Submitted to: Transactions of the ASAE
Publication Type: Peer Reviewed Journal
Publication Acceptance Date: 3/9/1998
Publication Date: N/A
Citation: Interpretive Summary: Inline injection of pesticides is a sprayer technology that offers many advantages over traditional, single-tank sprayer systems. Left-over tank mix, application rate errors due to driving speed, and safety hazards from pouring pesticides are some of the problems inherent to single tank sprayers controlled with injection systems. Spray application rate can be varied while spraying which allows implementation of precision farming methods. However, injecting pesticides into a supply line results in a lag time from the onset of a new chemical rate until that rate reaches all nozzles. We used a unique, computer controlled system to measure lag time for a range of nozzles per boom section, two nozzle supply line sizes and for simulated pesticides with a range of viscosities. These results are the first to show lag time did not increase greatly with an increase in the number of nozzles in a boom section supplied by one injection point, that viscosity of the injected material has little affect on lag time, and to develop an equation, based on experimental results, that can be used to calculate lag time at the end of the spray boom based on boom diameter and number of active nozzles. Manufacturers will be able to predict lag time for planned sprayers, during the design phase, using nozzle-number for each boom section and boom supply-line size. These results should also help growers set up field sprayers for most effective spraying results.

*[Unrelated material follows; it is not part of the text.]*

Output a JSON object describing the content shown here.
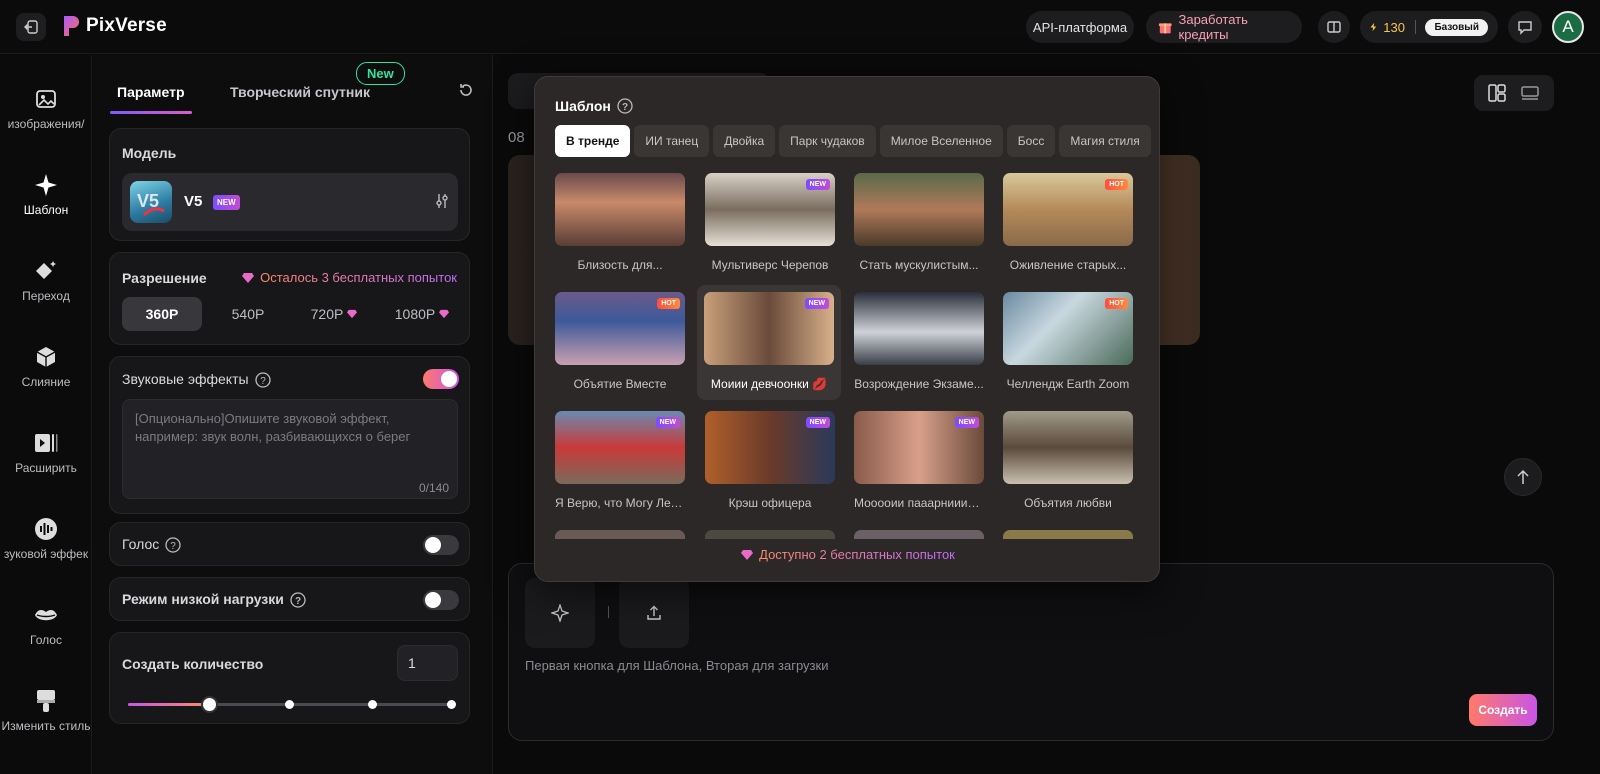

Technical Abstract: Lag times were measured for an inline injection sprayer system. Lag time was the time period between when an injected pesticide rate changed and when the new pesticide rate reached nozzles on the boom. Lag time factors investigated were: number of active nozzles, boom size, travel speed changes, and pesticide viscosity. Three water-soluble and one non-water- soluble simulated pesticide liquids (water, Prime Oil, Prime Oil II and Silicon Oil) with viscosities that ranged from 0.9 to 97.7 mPa s were used. An equation was developed to predict the lag time at the nozzles at the end of the spray boom. Lag time was greatly reduced by reducing the boom diameter, but was not reduced substantially by decreasing the number of active nozzles on the boom. Lag times were not affected by viscosity of the simulated pesticide.